Actually, the immortality of the soul is not a biblical concept at all. Some Christians seem to have adopted it from Plato and Greek philosophy. What the New Testament claims is not the immortality of the soul, but the resurrection of the body.
Here is the difference. The biblical view is that, when we die, we actually die. All of us dies – body and soul. Human beings were created mortal, not immortal. Only God is immortal. What is proclaimed is that by the love and power of this God, we can be raised up to eternal life. We don’t already have an eternal essence within us. When Saint Paul says that we can “put on immortality” (I Cor. 15:53), he is saying that this is something God does for us. The Episcopal burial service says it well, addressing God saying: “You only are immortal, creator and maker of mankind; and we are mortal, formed of the earth and to earth shall we return” (BCP, p.499).

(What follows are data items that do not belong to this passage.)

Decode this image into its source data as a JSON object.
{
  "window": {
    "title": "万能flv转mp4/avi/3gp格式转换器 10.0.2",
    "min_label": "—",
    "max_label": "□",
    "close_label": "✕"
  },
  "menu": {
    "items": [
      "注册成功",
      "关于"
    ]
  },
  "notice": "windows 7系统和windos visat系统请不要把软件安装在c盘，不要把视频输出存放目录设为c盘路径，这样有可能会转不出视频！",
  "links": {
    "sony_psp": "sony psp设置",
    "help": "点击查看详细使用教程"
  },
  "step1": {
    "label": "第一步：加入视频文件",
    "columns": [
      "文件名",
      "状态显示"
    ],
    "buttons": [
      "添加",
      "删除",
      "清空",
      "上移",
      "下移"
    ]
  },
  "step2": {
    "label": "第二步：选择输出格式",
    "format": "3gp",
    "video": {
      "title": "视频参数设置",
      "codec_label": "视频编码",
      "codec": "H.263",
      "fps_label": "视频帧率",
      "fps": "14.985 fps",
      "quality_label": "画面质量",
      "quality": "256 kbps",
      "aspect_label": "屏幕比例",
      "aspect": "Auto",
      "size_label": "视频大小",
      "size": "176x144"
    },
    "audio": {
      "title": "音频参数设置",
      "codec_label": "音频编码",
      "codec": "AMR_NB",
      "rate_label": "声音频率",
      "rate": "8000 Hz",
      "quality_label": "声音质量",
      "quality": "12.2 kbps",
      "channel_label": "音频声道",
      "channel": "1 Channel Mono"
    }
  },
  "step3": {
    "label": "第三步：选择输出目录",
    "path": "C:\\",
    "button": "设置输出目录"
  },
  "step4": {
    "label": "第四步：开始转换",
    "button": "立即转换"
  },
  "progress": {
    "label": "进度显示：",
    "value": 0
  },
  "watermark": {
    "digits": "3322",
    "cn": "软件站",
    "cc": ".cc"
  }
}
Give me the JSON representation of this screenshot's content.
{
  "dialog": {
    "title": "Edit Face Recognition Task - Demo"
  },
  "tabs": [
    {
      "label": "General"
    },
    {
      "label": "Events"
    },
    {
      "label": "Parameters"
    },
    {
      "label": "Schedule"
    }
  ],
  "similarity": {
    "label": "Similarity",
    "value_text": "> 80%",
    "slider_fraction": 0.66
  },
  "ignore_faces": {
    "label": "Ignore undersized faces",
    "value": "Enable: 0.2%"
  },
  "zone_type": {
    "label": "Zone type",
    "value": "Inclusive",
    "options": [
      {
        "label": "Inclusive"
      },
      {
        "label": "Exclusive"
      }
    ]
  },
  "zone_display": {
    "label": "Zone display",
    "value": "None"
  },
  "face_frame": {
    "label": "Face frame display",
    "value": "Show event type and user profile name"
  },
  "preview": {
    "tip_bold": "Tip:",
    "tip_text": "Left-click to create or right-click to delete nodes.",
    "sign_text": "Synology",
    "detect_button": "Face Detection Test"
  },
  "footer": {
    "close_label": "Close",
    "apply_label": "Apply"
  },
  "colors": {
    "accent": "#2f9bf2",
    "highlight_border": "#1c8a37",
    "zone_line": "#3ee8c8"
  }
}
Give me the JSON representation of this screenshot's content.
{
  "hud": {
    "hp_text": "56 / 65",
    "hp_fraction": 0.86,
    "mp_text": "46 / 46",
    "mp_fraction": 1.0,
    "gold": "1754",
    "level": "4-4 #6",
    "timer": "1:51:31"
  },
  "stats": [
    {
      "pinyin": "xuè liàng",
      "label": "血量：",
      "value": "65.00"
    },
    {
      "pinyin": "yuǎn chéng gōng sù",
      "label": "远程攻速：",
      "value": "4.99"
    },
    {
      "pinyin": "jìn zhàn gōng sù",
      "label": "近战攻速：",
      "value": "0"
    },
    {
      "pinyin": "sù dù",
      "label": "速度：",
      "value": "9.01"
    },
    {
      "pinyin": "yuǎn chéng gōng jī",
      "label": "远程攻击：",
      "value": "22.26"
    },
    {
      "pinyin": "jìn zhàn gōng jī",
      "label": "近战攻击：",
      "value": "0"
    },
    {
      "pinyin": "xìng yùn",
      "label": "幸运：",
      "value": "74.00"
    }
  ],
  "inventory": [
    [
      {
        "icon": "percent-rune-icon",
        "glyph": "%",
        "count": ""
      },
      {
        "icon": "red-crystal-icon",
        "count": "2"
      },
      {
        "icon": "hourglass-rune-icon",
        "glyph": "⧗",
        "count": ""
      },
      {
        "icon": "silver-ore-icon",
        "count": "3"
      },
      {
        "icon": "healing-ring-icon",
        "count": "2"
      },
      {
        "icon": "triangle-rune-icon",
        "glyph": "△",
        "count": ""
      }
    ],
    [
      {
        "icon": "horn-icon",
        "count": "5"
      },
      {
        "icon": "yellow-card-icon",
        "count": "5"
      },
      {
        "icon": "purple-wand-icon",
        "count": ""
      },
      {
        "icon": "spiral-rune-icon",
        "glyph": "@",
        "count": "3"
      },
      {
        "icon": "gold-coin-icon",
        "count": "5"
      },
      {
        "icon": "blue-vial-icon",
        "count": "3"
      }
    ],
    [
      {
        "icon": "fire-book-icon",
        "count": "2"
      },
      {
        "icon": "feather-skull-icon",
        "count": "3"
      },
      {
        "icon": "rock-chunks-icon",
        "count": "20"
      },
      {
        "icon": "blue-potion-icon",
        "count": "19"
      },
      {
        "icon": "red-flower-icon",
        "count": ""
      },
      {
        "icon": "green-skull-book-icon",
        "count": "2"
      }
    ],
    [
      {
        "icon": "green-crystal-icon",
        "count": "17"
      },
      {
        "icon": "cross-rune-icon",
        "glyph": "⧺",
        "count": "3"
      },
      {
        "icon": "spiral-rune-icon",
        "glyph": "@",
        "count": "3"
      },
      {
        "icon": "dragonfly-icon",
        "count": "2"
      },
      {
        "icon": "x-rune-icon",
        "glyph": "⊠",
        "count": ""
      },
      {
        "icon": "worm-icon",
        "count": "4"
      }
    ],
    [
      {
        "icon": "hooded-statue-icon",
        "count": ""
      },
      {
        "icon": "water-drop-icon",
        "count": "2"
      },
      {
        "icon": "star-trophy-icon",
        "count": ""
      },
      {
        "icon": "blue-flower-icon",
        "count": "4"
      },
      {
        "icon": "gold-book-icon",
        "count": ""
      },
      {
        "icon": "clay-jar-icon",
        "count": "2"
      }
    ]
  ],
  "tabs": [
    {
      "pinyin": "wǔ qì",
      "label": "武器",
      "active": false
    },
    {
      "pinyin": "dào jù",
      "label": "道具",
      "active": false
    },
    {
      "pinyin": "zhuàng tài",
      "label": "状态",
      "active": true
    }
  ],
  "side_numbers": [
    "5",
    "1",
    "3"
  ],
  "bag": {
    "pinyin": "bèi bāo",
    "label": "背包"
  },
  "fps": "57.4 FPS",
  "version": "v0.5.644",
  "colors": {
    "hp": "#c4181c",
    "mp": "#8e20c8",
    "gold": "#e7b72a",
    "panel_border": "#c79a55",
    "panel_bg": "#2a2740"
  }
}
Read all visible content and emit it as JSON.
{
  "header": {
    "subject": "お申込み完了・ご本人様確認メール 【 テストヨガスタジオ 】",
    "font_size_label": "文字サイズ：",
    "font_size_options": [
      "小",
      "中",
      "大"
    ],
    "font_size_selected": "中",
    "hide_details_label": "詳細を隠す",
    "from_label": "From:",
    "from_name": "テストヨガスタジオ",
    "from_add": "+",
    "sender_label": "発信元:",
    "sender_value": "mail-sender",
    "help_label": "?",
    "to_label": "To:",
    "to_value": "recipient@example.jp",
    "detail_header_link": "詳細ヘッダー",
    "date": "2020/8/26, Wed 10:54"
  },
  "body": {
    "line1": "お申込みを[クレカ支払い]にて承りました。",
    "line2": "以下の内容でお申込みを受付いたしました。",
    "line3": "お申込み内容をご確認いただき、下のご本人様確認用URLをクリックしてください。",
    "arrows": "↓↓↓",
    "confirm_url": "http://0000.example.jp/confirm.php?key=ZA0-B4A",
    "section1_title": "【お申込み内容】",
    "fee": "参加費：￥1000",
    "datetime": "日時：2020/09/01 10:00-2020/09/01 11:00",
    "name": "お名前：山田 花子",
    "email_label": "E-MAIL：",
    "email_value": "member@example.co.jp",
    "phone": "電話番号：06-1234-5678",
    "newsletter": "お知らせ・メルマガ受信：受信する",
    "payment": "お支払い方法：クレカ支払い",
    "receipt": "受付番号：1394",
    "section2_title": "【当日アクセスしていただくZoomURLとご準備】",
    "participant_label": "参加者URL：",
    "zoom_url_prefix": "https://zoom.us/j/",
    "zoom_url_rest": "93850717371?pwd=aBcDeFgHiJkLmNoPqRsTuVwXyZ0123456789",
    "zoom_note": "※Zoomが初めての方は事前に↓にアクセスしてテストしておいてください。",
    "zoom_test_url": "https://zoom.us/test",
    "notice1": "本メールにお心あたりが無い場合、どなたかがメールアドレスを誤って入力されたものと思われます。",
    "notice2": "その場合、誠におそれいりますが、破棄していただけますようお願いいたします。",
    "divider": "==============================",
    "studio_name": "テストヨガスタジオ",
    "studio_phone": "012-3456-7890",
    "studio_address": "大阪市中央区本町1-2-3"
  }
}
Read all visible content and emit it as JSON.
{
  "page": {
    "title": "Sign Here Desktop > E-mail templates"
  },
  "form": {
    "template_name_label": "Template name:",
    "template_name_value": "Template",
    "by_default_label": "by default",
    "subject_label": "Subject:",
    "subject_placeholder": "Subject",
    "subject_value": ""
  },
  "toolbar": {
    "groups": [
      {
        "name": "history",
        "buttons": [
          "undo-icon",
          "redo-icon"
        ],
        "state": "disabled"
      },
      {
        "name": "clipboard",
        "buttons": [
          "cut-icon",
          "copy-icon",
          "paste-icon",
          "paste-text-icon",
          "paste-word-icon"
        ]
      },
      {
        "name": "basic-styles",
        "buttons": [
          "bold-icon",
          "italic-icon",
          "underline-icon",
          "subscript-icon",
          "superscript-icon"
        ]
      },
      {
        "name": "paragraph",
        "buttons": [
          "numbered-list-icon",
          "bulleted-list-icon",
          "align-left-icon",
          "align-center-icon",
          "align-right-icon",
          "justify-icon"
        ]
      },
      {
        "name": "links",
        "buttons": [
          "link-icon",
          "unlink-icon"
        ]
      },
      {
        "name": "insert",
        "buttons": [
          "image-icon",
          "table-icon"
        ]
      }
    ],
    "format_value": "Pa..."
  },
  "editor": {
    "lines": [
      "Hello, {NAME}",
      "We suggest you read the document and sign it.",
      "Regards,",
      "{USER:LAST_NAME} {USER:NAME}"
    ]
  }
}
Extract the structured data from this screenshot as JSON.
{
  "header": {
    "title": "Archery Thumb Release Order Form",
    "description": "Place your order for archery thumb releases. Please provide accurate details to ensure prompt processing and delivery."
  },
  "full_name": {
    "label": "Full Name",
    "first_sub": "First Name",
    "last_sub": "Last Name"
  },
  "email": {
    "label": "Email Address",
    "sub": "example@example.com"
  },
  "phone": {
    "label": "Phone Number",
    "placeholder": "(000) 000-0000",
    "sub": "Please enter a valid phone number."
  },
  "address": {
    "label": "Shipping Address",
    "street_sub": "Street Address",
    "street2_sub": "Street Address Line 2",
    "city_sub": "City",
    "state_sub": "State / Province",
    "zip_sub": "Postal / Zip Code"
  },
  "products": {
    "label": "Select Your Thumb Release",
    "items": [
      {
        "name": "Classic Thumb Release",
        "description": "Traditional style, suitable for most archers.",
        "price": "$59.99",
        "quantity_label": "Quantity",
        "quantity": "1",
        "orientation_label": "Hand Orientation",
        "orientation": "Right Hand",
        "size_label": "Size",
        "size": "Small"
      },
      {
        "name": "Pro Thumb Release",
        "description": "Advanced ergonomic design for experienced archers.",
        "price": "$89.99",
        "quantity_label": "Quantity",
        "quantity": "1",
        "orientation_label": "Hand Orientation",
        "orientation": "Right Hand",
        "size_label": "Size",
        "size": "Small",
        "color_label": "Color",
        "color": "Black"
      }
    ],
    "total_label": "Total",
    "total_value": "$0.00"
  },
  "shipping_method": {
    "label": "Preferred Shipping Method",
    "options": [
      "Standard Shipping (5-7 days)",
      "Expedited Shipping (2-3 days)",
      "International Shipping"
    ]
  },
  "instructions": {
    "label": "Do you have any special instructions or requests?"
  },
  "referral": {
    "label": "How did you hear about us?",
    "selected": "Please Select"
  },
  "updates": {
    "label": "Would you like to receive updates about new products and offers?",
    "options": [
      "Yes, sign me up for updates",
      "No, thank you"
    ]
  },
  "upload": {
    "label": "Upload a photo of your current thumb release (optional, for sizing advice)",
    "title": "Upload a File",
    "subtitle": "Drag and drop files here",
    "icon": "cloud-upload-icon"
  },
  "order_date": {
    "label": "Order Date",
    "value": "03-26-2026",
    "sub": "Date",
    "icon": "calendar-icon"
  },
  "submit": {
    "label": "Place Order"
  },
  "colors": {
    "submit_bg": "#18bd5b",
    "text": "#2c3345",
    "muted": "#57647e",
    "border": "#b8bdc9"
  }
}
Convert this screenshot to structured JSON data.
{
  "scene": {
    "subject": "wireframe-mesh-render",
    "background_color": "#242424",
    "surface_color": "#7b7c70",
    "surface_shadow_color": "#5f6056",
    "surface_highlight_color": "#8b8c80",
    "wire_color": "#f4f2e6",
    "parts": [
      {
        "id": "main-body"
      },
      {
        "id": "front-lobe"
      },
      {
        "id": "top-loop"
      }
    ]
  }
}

Perhaps it is fear of death (and maybe also a little arrogance?) that would have us think that we humans were created with a naturally eternal part of us. Popular culture has this immortal soul thing (sort of like a ghost) flying out of the human body at death to have an independent existence. I don’t know what happens when we die, but I think anything that does happen will be because God makes it happen.
So here is Good News: By the power of the Resurrection of Jesus Christ, we can share in a resurrected life in heaven. This is done by the sheer grace of God and is not inherent within us. We are made to die, but Christ can make us alive again. To view an afterlife in heaven as a gift, rather than as our inherent destiny, makes a huge difference. So let us Christians stop talking about the “immortal soul” and instead proclaim the power of the Resurrection.
–The Reverend Mark Stanley
Just what I preached on- we say we believe in the “Resurrection of the Body” — I think this keeps the integrity of our whole person in the forefront.